Steven Pinker has spent an entire academic career thinking deeply about language, cognition, and human nature. Driving it all, he says, is an Enlightenment belief that the world is intelligible, science can progress, and through rational inquiry we can better understand ourselves.

He recently joined Tyler for a conversation not only on the power of reason, but also the economics of irrational verbs, whether violence will continue to decline, behavioral economics, existential threats, the merits of aerobic exercise, photography, group selection, Fermi’s paradox, Noam Chomsky, universal grammar, free will, the Ed Sullivan show, and why people underrate the passive (or so it is thought).

.. Let me ask you a general question. Let’s say it were possible by spending $10,000 and devoting a few months of your life to it that any person on earth could blow up a significant part of a major city.

They could buy something, some kind of explosive. It would cost them $10,000. How long would it take before someone actually did this?

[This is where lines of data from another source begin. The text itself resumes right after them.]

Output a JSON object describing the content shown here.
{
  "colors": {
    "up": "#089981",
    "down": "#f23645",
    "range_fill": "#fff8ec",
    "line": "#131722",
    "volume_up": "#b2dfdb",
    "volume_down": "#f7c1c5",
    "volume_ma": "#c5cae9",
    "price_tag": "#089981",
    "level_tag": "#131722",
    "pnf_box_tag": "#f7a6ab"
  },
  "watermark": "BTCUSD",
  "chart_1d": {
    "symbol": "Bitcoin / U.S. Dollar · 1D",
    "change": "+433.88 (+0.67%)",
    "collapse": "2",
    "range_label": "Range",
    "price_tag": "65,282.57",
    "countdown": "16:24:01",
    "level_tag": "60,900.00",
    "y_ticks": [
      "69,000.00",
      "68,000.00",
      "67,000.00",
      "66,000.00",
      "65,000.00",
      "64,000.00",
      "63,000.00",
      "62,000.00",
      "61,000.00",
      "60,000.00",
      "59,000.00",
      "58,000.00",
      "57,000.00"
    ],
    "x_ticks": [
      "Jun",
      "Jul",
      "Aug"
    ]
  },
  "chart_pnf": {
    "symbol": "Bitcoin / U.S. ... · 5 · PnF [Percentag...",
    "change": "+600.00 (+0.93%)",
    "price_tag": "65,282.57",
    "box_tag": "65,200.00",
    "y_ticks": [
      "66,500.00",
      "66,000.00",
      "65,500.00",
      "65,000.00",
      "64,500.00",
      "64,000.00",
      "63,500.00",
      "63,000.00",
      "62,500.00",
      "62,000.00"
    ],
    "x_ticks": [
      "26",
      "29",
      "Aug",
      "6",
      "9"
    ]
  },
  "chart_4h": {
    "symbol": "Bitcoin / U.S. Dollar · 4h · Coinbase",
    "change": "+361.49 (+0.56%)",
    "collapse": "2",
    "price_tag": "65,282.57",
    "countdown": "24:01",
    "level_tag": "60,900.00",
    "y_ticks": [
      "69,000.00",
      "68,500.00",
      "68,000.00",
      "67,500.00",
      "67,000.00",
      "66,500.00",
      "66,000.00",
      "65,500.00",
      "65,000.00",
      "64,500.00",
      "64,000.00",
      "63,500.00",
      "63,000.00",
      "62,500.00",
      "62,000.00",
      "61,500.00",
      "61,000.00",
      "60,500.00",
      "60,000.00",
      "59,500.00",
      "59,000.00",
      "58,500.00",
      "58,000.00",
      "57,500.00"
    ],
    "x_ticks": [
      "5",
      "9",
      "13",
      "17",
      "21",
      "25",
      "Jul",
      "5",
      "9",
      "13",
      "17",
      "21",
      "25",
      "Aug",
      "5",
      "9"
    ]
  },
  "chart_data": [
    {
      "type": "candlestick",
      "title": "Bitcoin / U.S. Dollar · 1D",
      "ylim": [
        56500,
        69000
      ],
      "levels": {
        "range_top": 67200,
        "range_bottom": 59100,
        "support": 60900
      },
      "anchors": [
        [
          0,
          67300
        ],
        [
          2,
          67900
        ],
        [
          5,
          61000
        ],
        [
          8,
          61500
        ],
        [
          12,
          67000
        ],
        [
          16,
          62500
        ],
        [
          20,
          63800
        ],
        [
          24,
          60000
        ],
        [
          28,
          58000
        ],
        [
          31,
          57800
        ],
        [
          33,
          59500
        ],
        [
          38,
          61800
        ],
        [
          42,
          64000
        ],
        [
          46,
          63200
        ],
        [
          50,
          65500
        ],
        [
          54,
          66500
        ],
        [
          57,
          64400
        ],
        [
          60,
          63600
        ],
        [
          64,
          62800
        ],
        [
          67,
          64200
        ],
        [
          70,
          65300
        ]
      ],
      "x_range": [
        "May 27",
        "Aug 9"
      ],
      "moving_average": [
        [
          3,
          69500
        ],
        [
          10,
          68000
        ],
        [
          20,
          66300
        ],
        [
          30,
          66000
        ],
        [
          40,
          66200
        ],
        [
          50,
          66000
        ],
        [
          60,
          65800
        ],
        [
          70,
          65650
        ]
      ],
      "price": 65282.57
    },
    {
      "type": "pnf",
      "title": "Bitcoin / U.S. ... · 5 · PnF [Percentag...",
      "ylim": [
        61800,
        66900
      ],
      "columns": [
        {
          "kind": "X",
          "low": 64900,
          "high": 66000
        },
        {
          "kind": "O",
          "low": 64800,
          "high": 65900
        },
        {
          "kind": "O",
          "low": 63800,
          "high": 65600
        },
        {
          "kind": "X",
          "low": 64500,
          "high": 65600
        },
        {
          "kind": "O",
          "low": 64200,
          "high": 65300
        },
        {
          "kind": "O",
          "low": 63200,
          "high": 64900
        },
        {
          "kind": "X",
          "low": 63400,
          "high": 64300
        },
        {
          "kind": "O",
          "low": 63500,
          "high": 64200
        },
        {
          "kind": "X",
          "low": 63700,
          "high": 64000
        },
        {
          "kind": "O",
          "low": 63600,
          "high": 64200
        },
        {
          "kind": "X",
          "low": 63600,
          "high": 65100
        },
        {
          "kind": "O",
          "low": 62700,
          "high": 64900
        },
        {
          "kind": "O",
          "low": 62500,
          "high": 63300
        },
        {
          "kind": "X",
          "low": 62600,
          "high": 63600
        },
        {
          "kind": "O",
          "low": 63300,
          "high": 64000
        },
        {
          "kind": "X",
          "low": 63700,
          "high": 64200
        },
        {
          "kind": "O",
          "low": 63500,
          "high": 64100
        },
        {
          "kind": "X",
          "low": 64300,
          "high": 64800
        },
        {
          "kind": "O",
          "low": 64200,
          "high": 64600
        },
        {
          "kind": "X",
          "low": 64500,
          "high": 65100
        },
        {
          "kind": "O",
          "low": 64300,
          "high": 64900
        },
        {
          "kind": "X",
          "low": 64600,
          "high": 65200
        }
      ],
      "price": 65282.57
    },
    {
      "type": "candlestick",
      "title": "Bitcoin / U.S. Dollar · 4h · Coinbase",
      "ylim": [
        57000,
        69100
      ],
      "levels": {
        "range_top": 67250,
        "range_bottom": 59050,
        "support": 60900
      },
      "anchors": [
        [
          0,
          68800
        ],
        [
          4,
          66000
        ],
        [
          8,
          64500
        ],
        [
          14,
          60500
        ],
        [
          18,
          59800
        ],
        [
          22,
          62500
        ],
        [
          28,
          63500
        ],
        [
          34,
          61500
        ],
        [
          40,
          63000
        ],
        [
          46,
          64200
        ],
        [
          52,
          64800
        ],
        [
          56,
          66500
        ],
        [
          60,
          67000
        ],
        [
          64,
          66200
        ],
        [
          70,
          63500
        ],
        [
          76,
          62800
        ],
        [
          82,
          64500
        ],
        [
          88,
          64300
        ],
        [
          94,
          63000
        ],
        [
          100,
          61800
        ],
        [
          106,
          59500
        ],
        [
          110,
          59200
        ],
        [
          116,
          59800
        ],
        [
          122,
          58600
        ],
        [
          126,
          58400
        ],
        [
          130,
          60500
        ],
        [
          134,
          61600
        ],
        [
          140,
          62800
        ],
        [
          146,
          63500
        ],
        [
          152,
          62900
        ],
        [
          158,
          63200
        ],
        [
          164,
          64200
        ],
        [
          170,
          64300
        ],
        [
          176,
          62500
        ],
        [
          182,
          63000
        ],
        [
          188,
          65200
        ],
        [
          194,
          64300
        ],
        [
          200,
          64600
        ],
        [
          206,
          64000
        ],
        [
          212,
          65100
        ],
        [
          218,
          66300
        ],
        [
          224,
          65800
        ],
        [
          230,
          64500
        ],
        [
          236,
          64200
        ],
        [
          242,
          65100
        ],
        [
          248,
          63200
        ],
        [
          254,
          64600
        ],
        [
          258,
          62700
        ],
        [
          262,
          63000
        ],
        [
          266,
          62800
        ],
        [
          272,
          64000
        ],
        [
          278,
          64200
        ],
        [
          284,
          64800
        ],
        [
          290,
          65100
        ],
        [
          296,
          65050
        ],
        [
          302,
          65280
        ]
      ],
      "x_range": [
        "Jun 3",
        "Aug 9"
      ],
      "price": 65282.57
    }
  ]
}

PINKER: Anywhere on earth?

COWEN: Anywhere on earth. Seven billion people on earth. Any one of them that can come up with the $10K and have a desire to do it, which is not most people of course. How long would it take before this would happen?

PINKER: Oh, I have no idea. By blow up, do you mean like the Tsarnaev brothers? Or do you mean like Hiroshima?

COWEN: Like Hiroshima.

PINKER: Someone on earth anywhere. Maybe not too long. I don’t know. I couldn’t really prophecy that.

COWEN: Let me then work back from that and ask you about your optimism about peace. Is it then your belief it will never be that cheap to blow things up?

PINKER: I don’t know. My optimism doesn’t consist of prophecy in that sense. That is, my optimism consists of looking at what has happened and noting that, first of all, the pessimistic view is factually incorrect. Namely, people believe that we’re living in unusually violent times and we’re not.

 

.. What I call the euphemism treadmill refers to the fact that the reason there often is a cycling is that the change in attitudes that you want to affect by changing the language will meet resistance in terms of the rest of our psychology. I don’t think it’s true that language determines your attitudes and beliefs, although it can push against them.

As long as there’s still some kind of negative connotation to an entity, then changing the label for it will just result in the new label picking up the emotional aura of the concept rather than the other way around.

As long as there is prejudice against African Americans where the connotation is not as positive as you’d like it to be, there will be the urge to find a new label that has not yet absorbed the taint of the existing one.